There are those who will say that the veto by Britain strengthens the argument of those who have said all along that Britain should remain within the European Union. The line goes precisely that Britain would — or could — be a moderating influence on the continent. President Obama made that argument. It has always struck us as flimsy. Hopes that Europe will stand with Israel, history counsels, have always been wishful thinking.

In respect of the just-ended parley at Paris, Britain’s foreign office had already told the French it was opposed to holding such a conference in the first place, particularly at this juncture. It worried that the conference would harden positions. The Foreign Office statement voiced reservations over “an international conference intended to advance peace between the parties that does not involve them.” And which, it added, was “taking place against the wishes of the Israelis.”

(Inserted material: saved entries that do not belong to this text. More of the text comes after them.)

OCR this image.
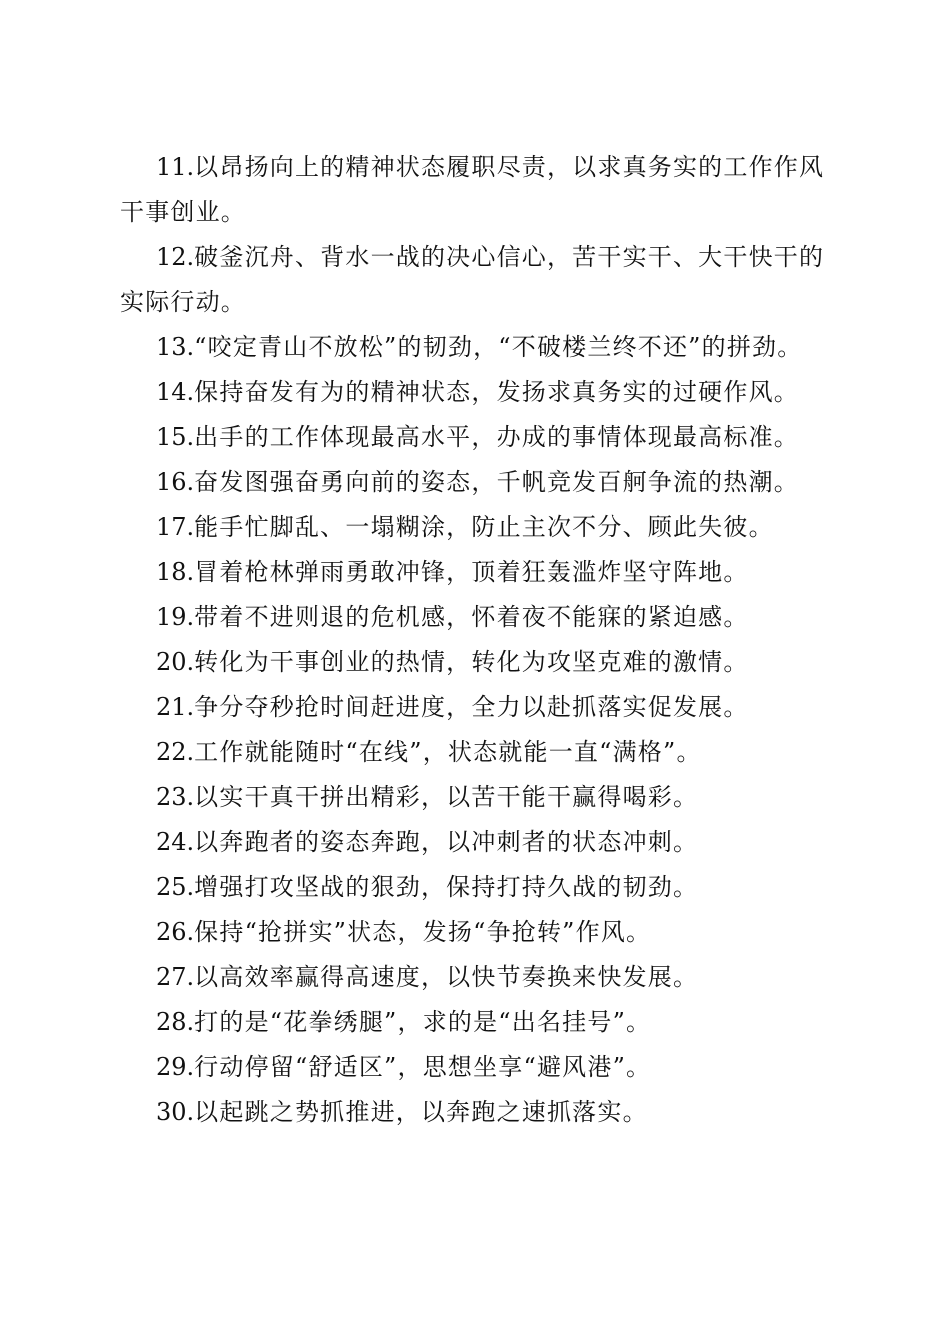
11.以昂扬向上的精神状态履职尽责，以求真务实的工作作风干事创业。

12.破釜沉舟、背水一战的决心信心，苦干实干、大干快干的实际行动。

13.“咬定青山不放松”的韧劲，“不破楼兰终不还”的拼劲。

14.保持奋发有为的精神状态，发扬求真务实的过硬作风。

15.出手的工作体现最高水平，办成的事情体现最高标准。

16.奋发图强奋勇向前的姿态，千帆竞发百舸争流的热潮。

17.能手忙脚乱、一塌糊涂，防止主次不分、顾此失彼。

18.冒着枪林弹雨勇敢冲锋，顶着狂轰滥炸坚守阵地。

19.带着不进则退的危机感，怀着夜不能寐的紧迫感。

20.转化为干事创业的热情，转化为攻坚克难的激情。

21.争分夺秒抢时间赶进度，全力以赴抓落实促发展。

22.工作就能随时“在线”，状态就能一直“满格”。

23.以实干真干拼出精彩，以苦干能干赢得喝彩。

24.以奔跑者的姿态奔跑，以冲刺者的状态冲刺。

25.增强打攻坚战的狠劲，保持打持久战的韧劲。

26.保持“抢拼实”状态，发扬“争抢转”作风。

27.以高效率赢得高速度，以快节奏换来快发展。

28.打的是“花拳绣腿”，求的是“出名挂号”。

29.行动停留“舒适区”，思想坐享“避风港”。

30.以起跳之势抓推进，以奔跑之速抓落实。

One just didn’t hear that kind of talk from Britain before it stood for its own independence. The Foreign Office statement also noted that the parley was taking place “just days before the transition to a new American President when the U.S. will be the ultimate guarantor of any agreement.” That kind of language is just music to the ears of those who have been revolted by the European shenanigans during the past generation.

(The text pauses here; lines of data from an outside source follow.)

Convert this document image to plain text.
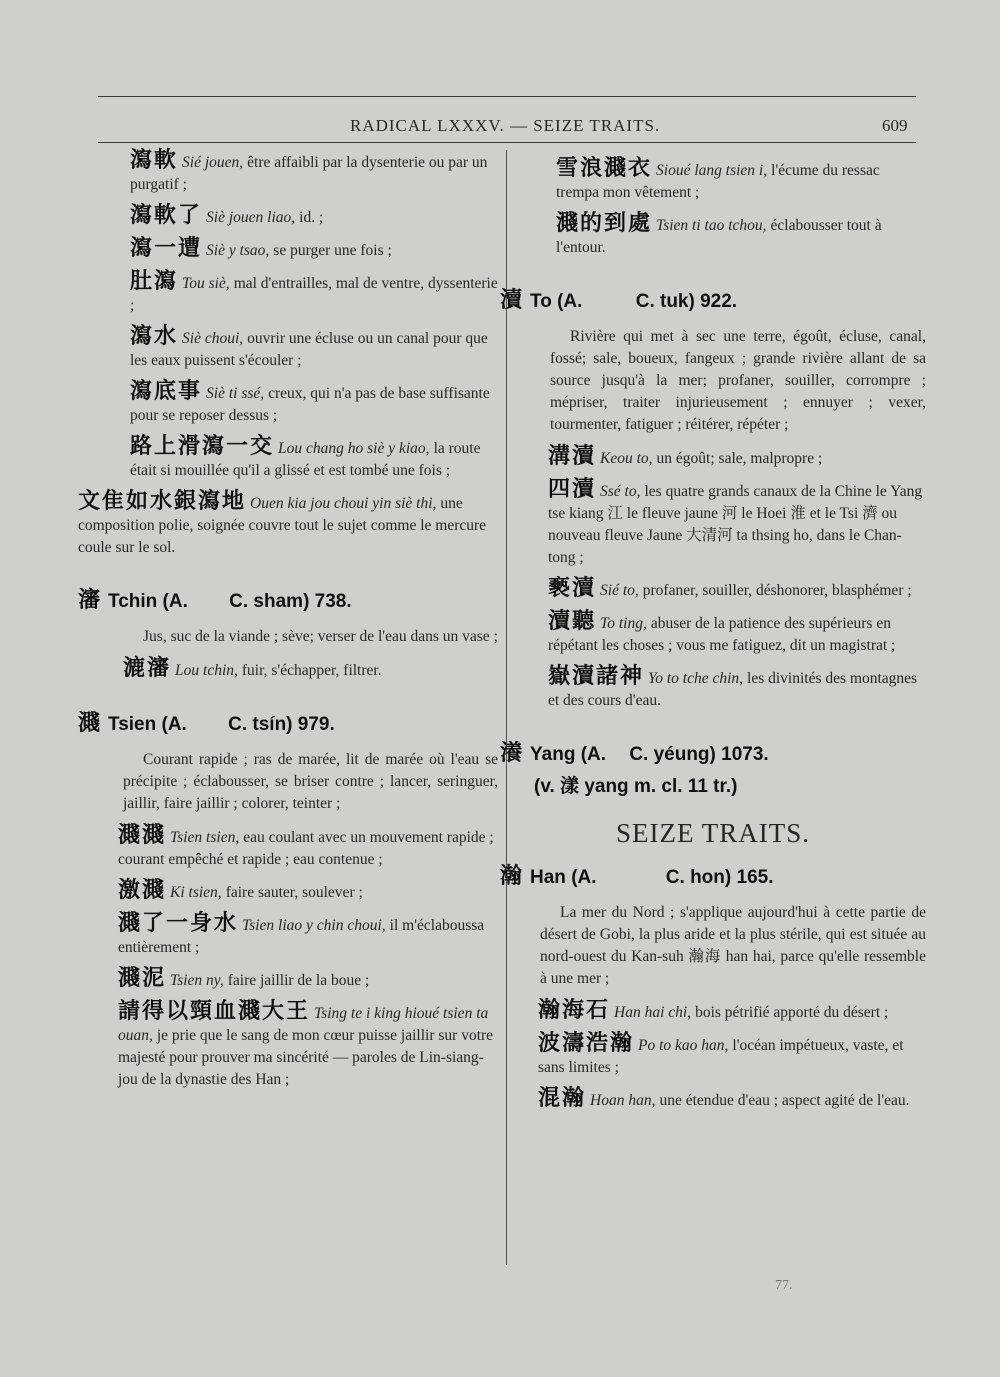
RADICAL LXXXV. — SEIZE TRAITS.	609
瀉軟 Sié jouen, être affaibli par la dysenterie ou par un purgatif ;
瀉軟了 Siè jouen liao, id. ;
瀉一遭 Siè y tsao, se purger une fois ;
肚瀉 Tou siè, mal d'entrailles, mal de ventre, dyssenterie ;
瀉水 Siè choui, ouvrir une écluse ou un canal pour que les eaux puissent s'écouler ;
瀉底事 Siè ti ssé, creux, qui n'a pas de base suffisante pour se reposer dessus ;
路上滑瀉一交 Lou chang ho siè y kiao, la route était si mouillée qu'il a glissé et est tombé une fois ;
文隹如水銀瀉地 Ouen kia jou choui yin siè thi, une composition polie, soignée couvre tout le sujet comme le mercure coule sur le sol.
瀋 Tchin (A. C. sham) 738.
Jus, suc de la viande ; sève; verser de l'eau dans un vase ;
漉瀋 Lou tchin, fuir, s'échapper, filtrer.
濺 Tsien (A. C. tsín) 979.
Courant rapide ; ras de marée, lit de marée où l'eau se précipite ; éclabousser, se briser contre ; lancer, seringuer, jaillir, faire jaillir ; colorer, teinter ;
濺濺 Tsien tsien, eau coulant avec un mouvement rapide ; courant empêché et rapide ; eau contenue ;
激濺 Ki tsien, faire sauter, soulever ;
濺了一身水 Tsien liao y chin choui, il m'éclaboussa entièrement ;
濺泥 Tsien ny, faire jaillir de la boue ;
請得以頸血濺大王 Tsing te i king hioué tsien ta ouan, je prie que le sang de mon cœur puisse jaillir sur votre majesté pour prouver ma sincérité — paroles de Lin-siang-jou de la dynastie des Han ;
雪浪濺衣 Sioué lang tsien i, l'écume du ressac trempa mon vêtement ;
濺的到處 Tsien ti tao tchou, éclabousser tout à l'entour.
瀆 To (A.	C. tuk) 922.
Rivière qui met à sec une terre, égoût, écluse, canal, fossé; sale, boueux, fangeux ; grande rivière allant de sa source jusqu'à la mer; profaner, souiller, corrompre ; mépriser, traiter injurieusement ; ennuyer ; vexer, tourmenter, fatiguer ; réitérer, répéter ;
溝瀆 Keou to, un égoût; sale, malpropre ;
四瀆 Ssé to, les quatre grands canaux de la Chine le Yang tse kiang 江 le fleuve jaune 河 le Hoei 淮 et le Tsi 濟 ou nouveau fleuve Jaune 大清河 ta thsing ho, dans le Chan-tong ;
褻瀆 Sié to, profaner, souiller, déshonorer, blasphémer ;
瀆聽 To ting, abuser de la patience des supérieurs en répétant les choses ; vous me fatiguez, dit un magistrat ;
嶽瀆諸神 Yo to tche chin, les divinités des montagnes et des cours d'eau.
瀁 Yang (A. C. yéung) 1073.
(v. 漾 yang m. cl. 11 tr.)
SEIZE TRAITS.
瀚 Han (A.	C. hon) 165.
La mer du Nord ; s'applique aujourd'hui à cette partie de désert de Gobi, la plus aride et la plus stérile, qui est située au nord-ouest du Kan-suh 瀚海 han hai, parce qu'elle ressemble à une mer ;
瀚海石 Han hai chi, bois pétrifié apporté du désert ;
波濤浩瀚 Po to kao han, l'océan impétueux, vaste, et sans limites ;
混瀚 Hoan han, une étendue d'eau ; aspect agité de l'eau.
77.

What the Paris conference concluded, in a formal statement, was yet another plea for Israel to be more forthcoming in negotiations with the Palestinian Arabs. It was yet another plea for the fading idea of a two-state solution. That the European ilk would issue such a statement in the midst of what has amounted to a new intifada, with the Arabs running down Israelis with trucks and stabbing innocent Jews to death in the streets, is just shocking. Congratulations to Britain for exercising its veto.